As the old Hindus would say, by vichAra alone on the mundane first person experience we can perceive the existence of the difficult to bridge realms of praR^iti and puruSha. Perhaps, they are bridged as the kaula tAntrika-s proposed. Then perhaps, you need to attain success in a yoga leading to an unprecedented first person experience to have an entirely different window into all this.
Footnote 1: We should point to the thinkers Maturana, Varela and Kauffman, who at different points have presented concepts comparable to those in this section. Varela and Maturana term it autopoiesis which roughly maps to the biological self we define this section. They use it to explain intentionality which is similar to Kauffman’s arguments for agency in biological systems.

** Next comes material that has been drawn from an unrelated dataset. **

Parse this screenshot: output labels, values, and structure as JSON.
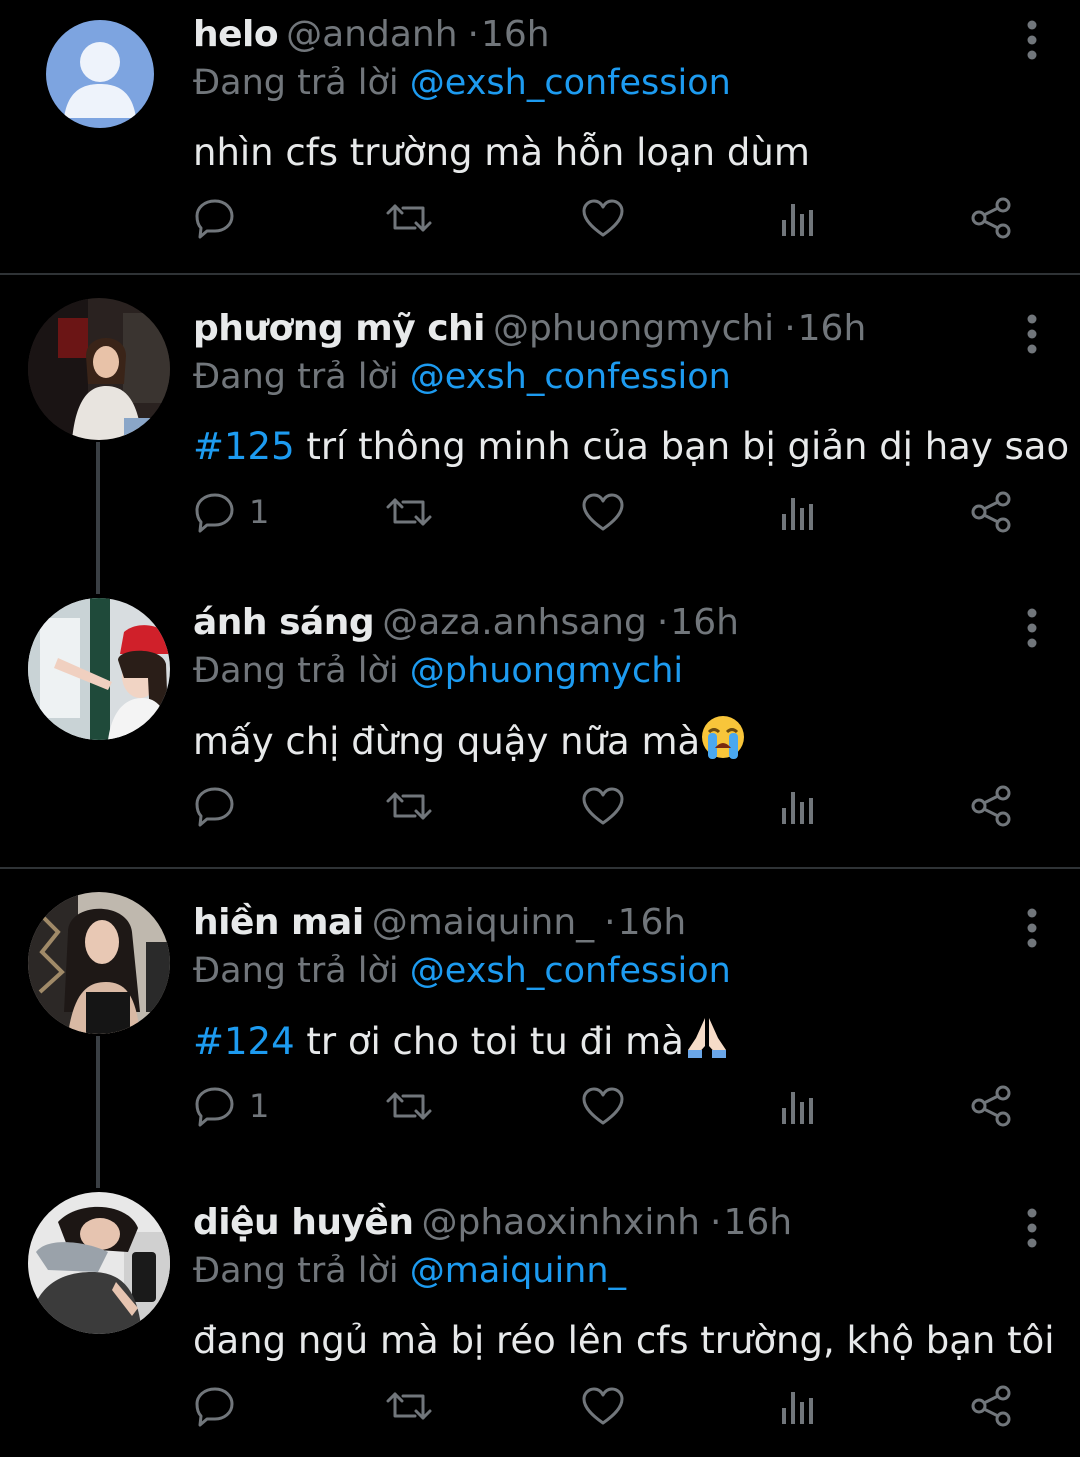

Footnote 2: To be fair, to a degree of such conflation is seen the work of one of our great intellectuals, the polymath vAchaspati mishra, as we have pointed out before. Many other Astika and nAstika thinkers before him, including shaMkara, tend to show an element of this.
Footnote 3: We had earlier argued that this issue of science and religion being compartmentalized is not really applicable to Hindus. Rather it was something unique to the mlechCha situation that is unnecessarily absorbed by Hindus who been cut off from their moorings. In essence, the so called science-religion divide can be simply described as the universalization of the conflict between empirical knowledge and the pretamata that played out in the mlechCha lands.
Footnote 4: The link between deep sleep and the first person experience that was characterized as brahmAnanda was recognized by the Hindus of yore. Not for nothing shaMkarAcharya stated that deep sleep feels good because it is that state that one rests in brahman.